A combination of satellite data and ground measurements, such as from instrumented buoys like this one in Lake Tahoe on the California/Nevada border, were used to provide a comprehensive view of changing lake temperatures worldwide. The buoy measures the water temperature from above and below.
As warming rates increase over the next century, algal blooms, which can rob water of oxygen, are projected to increase 20 percent in lakes. Algal blooms that are toxic to fish and animals are expected to increase by 5 percent. Emissions of methane, a greenhouse gas 25 times more powerful than carbon dioxide on 100-year time scales, will increase 4 percent over the next decade, if these rates continue. "Society depends on surface water for the vast majority of human uses," said co-author Stephanie Hampton, director of Washington State University's Center for Environmental Research, Education and Outreach in Pullman. "Not just for drinking water, but manufacturing, for energy production, for irrigation of our crops. Protein from freshwater fish is especially important in the developing world."
Water temperature influences a host of its other properties critical to the health and viability of ecosystems. When temperatures swing quickly and widely from the norm, life forms in a lake can change dramatically and even disappear. "These results suggest that large changes in our lakes are not only unavoidable, but are probably already happening," said lead author Catherine O'Reilly, associate professor of geology at Illinois State University, Normal. Earlier research by O'Reilly has seen declining productivity in lakes with rising temperatures.
Several large lakes are seen in this image of the California/Nevada border region Lake Tahoe on the California/Nevada border Global changes in lake temperatures over the past 25 years. Several large lakes are seen in this image of the California/Nevada border region acquired by the MODIS instrument on NASA's Terra spacecraft. The inset image of Lake Tahoe, from the ASTER instrument on Terra, shows the lake's temperature variations (cold is blue, warm is red).
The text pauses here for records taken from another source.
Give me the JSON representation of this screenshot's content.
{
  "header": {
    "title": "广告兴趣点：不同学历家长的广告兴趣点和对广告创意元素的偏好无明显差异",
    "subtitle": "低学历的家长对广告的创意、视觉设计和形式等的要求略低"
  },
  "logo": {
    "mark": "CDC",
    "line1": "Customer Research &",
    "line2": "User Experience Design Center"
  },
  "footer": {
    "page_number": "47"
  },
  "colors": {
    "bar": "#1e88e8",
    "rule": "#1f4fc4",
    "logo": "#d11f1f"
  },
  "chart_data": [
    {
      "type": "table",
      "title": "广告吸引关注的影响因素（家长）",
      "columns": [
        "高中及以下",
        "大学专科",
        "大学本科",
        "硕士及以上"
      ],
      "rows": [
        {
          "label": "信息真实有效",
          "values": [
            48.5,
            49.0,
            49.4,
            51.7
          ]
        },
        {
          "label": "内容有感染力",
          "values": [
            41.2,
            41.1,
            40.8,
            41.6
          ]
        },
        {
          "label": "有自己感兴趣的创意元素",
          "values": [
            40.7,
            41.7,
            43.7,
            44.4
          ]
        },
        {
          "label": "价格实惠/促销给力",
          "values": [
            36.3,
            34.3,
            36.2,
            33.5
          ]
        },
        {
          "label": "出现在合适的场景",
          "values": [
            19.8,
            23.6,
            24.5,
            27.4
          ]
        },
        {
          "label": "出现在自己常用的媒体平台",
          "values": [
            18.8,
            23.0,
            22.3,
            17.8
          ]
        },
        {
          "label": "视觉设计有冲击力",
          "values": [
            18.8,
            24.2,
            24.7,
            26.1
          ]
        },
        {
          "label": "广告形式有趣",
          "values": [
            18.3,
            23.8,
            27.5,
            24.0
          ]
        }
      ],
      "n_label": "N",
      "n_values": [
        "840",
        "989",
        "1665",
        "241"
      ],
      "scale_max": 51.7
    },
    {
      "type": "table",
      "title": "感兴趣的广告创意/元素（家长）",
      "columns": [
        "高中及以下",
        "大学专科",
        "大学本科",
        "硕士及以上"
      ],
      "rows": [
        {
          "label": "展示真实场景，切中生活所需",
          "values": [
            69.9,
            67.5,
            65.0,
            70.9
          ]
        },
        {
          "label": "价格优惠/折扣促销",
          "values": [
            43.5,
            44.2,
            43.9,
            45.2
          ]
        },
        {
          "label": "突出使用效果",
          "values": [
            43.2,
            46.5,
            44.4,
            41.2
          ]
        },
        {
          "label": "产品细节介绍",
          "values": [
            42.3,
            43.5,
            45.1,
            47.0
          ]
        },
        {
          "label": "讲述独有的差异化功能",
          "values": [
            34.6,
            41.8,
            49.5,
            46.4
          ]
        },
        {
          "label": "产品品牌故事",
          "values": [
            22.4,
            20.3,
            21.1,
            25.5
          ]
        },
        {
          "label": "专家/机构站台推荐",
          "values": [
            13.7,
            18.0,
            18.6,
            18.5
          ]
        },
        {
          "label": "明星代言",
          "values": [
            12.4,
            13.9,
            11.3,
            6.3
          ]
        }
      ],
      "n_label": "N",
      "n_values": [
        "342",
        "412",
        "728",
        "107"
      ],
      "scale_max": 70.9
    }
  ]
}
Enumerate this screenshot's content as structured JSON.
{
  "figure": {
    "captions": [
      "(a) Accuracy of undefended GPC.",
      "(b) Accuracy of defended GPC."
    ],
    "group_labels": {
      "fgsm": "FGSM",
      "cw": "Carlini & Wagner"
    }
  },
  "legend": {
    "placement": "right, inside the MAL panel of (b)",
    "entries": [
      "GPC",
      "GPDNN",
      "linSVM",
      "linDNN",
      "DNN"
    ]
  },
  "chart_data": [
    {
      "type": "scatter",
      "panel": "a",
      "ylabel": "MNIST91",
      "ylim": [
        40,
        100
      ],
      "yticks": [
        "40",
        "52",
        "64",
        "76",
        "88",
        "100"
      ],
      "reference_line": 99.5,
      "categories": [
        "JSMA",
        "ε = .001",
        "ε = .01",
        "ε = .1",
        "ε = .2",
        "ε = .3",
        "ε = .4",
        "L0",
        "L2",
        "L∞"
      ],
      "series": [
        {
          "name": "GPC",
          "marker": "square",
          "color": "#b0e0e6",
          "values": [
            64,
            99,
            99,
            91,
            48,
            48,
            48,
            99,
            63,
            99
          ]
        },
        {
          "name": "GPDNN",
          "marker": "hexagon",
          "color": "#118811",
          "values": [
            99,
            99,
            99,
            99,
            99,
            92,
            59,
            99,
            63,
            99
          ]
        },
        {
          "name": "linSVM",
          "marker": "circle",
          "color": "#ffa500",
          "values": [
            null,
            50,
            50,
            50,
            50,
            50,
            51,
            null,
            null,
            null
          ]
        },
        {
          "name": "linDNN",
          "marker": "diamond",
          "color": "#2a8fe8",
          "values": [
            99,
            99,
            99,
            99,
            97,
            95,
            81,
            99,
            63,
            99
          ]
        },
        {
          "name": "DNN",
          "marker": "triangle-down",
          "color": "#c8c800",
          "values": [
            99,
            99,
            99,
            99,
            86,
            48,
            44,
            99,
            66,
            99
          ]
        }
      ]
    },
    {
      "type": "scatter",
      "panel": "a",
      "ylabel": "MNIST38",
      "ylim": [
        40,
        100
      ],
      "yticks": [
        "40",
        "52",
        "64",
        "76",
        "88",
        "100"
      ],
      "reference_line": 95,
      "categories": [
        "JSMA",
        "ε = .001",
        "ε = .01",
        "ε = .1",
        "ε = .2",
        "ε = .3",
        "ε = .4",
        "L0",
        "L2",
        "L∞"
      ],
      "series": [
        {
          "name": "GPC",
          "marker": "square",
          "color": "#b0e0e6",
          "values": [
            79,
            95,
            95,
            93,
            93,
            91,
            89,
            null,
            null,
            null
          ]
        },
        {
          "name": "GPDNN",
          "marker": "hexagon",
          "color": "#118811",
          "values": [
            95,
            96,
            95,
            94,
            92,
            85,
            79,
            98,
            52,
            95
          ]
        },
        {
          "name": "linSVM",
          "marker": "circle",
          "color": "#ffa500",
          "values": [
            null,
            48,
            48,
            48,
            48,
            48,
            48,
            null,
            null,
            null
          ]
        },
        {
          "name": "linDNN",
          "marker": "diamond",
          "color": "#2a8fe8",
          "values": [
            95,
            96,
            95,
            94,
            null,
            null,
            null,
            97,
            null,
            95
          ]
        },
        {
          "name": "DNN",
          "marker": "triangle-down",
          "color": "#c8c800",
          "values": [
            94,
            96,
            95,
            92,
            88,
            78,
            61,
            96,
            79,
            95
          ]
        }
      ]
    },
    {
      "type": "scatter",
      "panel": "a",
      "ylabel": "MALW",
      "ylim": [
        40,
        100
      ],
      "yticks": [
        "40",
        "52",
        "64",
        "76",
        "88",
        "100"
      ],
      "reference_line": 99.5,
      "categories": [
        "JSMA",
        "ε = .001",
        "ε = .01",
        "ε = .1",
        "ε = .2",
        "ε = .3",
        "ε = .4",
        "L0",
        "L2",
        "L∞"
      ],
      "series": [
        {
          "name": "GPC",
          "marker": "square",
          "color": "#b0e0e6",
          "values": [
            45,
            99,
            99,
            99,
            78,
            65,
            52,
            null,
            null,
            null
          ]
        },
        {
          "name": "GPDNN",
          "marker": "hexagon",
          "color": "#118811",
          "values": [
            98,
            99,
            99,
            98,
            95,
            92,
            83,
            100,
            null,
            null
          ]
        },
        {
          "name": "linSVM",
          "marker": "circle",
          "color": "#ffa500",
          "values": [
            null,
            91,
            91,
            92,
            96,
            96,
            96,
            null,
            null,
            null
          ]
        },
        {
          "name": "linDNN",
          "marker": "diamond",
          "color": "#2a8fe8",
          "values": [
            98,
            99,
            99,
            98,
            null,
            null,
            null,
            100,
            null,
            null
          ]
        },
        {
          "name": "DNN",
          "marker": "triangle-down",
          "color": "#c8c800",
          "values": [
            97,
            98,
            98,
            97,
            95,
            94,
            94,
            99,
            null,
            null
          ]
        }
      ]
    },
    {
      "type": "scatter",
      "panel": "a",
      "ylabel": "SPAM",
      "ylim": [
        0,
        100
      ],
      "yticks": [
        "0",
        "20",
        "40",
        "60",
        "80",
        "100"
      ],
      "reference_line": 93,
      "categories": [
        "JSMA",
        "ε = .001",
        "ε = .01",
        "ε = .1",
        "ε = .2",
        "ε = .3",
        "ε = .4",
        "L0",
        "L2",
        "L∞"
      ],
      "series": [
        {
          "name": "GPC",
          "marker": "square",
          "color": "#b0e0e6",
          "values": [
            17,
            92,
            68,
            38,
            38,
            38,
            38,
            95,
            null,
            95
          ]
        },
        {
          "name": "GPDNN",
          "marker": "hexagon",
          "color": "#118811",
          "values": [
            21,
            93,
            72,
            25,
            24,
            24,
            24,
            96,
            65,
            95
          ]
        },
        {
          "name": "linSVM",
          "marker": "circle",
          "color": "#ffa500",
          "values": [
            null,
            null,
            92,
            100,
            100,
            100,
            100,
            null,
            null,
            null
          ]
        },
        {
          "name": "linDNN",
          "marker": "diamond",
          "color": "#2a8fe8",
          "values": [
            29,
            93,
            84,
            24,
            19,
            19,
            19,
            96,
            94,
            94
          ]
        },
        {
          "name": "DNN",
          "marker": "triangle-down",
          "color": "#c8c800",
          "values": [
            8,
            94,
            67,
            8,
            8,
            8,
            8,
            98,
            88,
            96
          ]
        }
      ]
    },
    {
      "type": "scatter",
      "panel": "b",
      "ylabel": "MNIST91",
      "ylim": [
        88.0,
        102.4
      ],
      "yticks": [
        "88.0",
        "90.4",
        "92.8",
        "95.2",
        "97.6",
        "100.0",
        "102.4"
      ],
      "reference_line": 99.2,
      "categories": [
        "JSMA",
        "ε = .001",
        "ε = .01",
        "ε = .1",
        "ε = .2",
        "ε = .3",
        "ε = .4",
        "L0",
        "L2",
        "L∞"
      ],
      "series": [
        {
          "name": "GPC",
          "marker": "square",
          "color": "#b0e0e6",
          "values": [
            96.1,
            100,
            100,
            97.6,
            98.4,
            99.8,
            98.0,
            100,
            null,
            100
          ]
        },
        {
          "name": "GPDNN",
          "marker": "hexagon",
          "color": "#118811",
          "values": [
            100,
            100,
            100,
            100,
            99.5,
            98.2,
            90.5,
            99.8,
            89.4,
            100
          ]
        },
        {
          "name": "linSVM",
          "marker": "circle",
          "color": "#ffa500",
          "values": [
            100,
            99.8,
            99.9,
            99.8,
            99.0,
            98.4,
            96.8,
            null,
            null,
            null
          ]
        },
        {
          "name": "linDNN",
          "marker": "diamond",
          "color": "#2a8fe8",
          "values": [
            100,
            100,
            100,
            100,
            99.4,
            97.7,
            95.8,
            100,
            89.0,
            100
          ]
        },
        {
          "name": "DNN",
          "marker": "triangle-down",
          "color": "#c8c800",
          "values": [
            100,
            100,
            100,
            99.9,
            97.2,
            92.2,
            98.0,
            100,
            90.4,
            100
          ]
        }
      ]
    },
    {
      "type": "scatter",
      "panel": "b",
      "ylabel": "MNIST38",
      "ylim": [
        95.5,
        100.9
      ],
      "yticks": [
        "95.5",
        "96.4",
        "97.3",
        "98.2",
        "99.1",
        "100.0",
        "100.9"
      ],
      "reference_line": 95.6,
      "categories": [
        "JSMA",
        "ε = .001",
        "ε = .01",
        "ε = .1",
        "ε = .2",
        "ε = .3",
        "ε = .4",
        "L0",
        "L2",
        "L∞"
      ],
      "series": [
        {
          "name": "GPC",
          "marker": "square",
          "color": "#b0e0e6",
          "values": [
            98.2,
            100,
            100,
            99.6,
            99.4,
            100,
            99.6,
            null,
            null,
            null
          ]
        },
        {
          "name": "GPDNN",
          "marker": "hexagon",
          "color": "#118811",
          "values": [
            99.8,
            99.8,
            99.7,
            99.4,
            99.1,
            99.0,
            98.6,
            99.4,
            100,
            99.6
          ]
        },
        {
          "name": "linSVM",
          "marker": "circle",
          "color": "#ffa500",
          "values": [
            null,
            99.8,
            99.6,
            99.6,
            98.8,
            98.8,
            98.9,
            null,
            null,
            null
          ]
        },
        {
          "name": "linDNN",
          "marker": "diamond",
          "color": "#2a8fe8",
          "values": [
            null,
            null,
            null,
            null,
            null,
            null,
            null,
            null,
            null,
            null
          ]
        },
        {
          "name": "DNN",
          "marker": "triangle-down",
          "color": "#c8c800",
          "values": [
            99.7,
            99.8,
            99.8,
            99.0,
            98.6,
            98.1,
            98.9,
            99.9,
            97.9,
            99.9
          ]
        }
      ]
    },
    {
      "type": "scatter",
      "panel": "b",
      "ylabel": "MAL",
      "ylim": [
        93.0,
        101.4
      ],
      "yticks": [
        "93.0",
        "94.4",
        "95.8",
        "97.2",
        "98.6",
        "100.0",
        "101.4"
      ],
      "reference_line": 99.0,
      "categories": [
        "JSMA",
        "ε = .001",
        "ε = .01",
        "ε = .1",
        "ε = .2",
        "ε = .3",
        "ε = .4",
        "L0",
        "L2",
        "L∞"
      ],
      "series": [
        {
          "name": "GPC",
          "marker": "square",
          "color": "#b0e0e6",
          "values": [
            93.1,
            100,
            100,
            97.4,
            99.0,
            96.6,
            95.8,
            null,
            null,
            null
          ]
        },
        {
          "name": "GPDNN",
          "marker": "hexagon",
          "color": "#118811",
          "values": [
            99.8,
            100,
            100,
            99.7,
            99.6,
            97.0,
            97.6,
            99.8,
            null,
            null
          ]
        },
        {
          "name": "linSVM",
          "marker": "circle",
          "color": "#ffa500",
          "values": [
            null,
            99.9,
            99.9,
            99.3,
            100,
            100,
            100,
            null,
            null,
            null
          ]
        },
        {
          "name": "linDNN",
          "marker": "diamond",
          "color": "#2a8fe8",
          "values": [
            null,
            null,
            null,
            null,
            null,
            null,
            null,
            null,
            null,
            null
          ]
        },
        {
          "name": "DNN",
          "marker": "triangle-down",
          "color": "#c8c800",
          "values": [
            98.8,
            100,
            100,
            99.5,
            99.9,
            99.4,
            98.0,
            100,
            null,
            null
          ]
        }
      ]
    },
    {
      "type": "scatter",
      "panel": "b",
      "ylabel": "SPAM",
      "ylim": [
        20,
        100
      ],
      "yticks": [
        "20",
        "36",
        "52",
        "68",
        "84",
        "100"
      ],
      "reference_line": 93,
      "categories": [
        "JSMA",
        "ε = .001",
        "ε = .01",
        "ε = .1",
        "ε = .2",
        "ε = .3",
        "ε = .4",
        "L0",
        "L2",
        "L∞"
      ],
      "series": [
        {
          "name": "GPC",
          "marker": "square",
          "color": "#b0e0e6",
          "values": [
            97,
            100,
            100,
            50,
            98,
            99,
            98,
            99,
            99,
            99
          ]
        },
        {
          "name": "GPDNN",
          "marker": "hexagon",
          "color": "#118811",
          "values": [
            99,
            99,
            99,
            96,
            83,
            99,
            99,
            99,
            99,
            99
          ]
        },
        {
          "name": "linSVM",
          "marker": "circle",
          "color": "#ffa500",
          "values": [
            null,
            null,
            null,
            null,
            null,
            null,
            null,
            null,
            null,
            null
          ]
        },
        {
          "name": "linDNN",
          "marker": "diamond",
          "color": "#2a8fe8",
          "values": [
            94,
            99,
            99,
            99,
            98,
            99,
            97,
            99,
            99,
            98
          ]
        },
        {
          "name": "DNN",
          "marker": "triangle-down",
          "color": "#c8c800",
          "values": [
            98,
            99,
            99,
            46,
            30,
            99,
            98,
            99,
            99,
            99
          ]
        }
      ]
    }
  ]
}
Study co-author Simon Hook, science division manager at NASA's Jet Propulsion Laboratory in Pasadena, California, said satellite measurements provide a broad view of lake temperatures over the entire globe. But they only measure surface temperature, while ground measurements can detect temperature changes throughout a lake. Also, while satellite measurements go back 30 years, some lake measurements go back more than a century. "Combining the ground and satellite measurements provides the most comprehensive view of how lake temperatures are changing around the world," he said.